AO Development Incubator Success Stories

AO Development Incubator supports ORS business innovation competition
AO Davos Courses

AO Development Incubator Board (l-r): Robert Frigg, Michael Schütz, Keita Ito, D Todd Dollinger, and Han Jo Kim

The AO Development Incubator (AO DI) was established two years ago to support promising ideas in line with the AO's mission of promoting excellence in patient care and outcomes in trauma and musculoskeletal disorders. Over this time, it has achieved to identify innovative ideas and to build a presence on the broader innovation landscape.

AO DI supports inventors with know-how and investment up to USD 3 million over several years, allowing them to move from the research phase to successful innovation.

AO DI helps innovators navigate the difficult journey from having the initial idea through to securing the IP, obtaining proof of concept, clinical validation and commercialization. This is one way that AO Development Incubator is continuing in the AO's 60-year tradition of innovation.

AO DI is proud to be supporting the ORS Business Innovation Competition at its 2019 Annual Meeting in Austin, Texas. "This is an excellent fit for AO DI, as this is the leading forum for the presentation of high-quality, innovative, and transformative research, and AO DI is a vital player in the field of delivering innovations to patient care," said Roland Herzog, Manager at AO DI.

The positive response to each of the AO DI's calls for proposals stands as testimony to a real and present need for the services it provides, and expertise it makes available to those projects selected.

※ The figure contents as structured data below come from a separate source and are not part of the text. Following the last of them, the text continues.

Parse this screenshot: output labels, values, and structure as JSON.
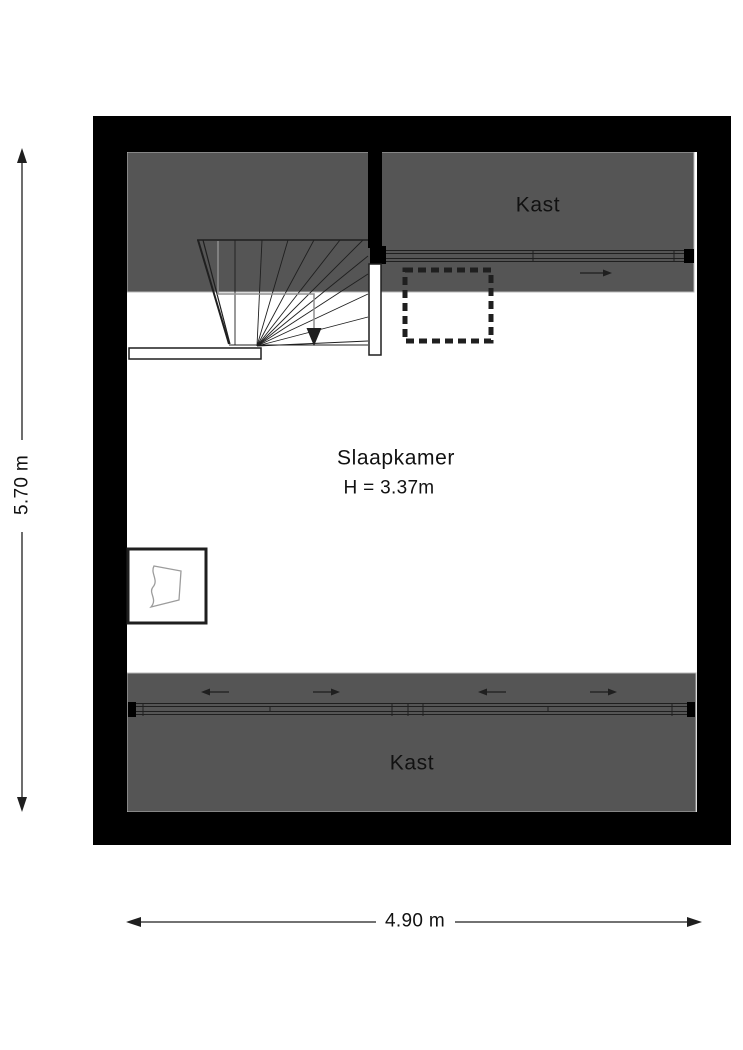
{
  "colors": {
    "background": "#ffffff",
    "wall": "#000000",
    "closet-fill": "#555555",
    "closet-border": "#b8b8b8",
    "line": "#1f1f1f",
    "walkline": "#8f8f8f",
    "window-detail": "#9c9c9c",
    "text": "#111111"
  },
  "floorplan": {
    "rooms": {
      "bedroom": {
        "label": "Slaapkamer",
        "ceiling_height": "H = 3.37m"
      },
      "closet_top": {
        "label": "Kast"
      },
      "closet_bottom": {
        "label": "Kast"
      }
    },
    "dimensions": {
      "total_height": "5.70 m",
      "total_width": "4.90 m"
    },
    "symbols": {
      "stair_arrow": "down",
      "closet_top_slide_arrow": "right",
      "closet_bottom_slide_arrows": [
        "left",
        "right",
        "left",
        "right"
      ]
    }
  }
}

The four calls for proposals it has held since 2017 have received over 200 submissions from 50 countries in all AO regions: Asia Pacific, Europe and Southern Africa, Latin America, Middle East and Northern Africa, and North America, covering topics from trauma to machine learning.


"The intensity of the response we had so far, and the fact that we have sustained this in subsequent calls speaks to the appetite in the broader community for what we offer," said Roland Herzog.

Bürger and his system for external fixation of fingers

Perhaps the best example of how AO DI brings inventions to life, is the story of an AO-educated surgeon with more than 20 years of experience in reconstructive surgery: Dr Karl Heinz Bürger, whose innovation – a new system for the external fixation of fingers – is being moved toward proof of concept and valorization with the help of AO DI. It will be available to the first patients later this year.

This is one of a number of examples of how AO DI helps deliver real change to patient outcomes. Starting with inventors submitting their proposals to AO DI at any time, with two semi-annual deadlines, April 30 and October 31. The AO DI board then selects the most valuable ideas based mainly on clinical problem, patentable solution, and market size.

The current portfolio is diverse, including projects that are very different from each other in terms of their technology and investment readiness. Some are at prototype stage, others are undergoing laboratory testing, others have patents, while some are just ideas loosely sketched out.

"This great heterogeneity is something that makes AO DI projects very special. In fact, they all have something very clear in common – the aim to bring innovative patient care solutions to market. AO DI differs from support and funding inventors receive in an academic or pure VC setting in a number of ways – but at the heart of this distinction, what really makes AO DI stand out, is its position within the AO, the world's leading network of surgeons and ORP working in the fields of trauma, spine, CMF, VET, and recon surgery," said Roland Herzog.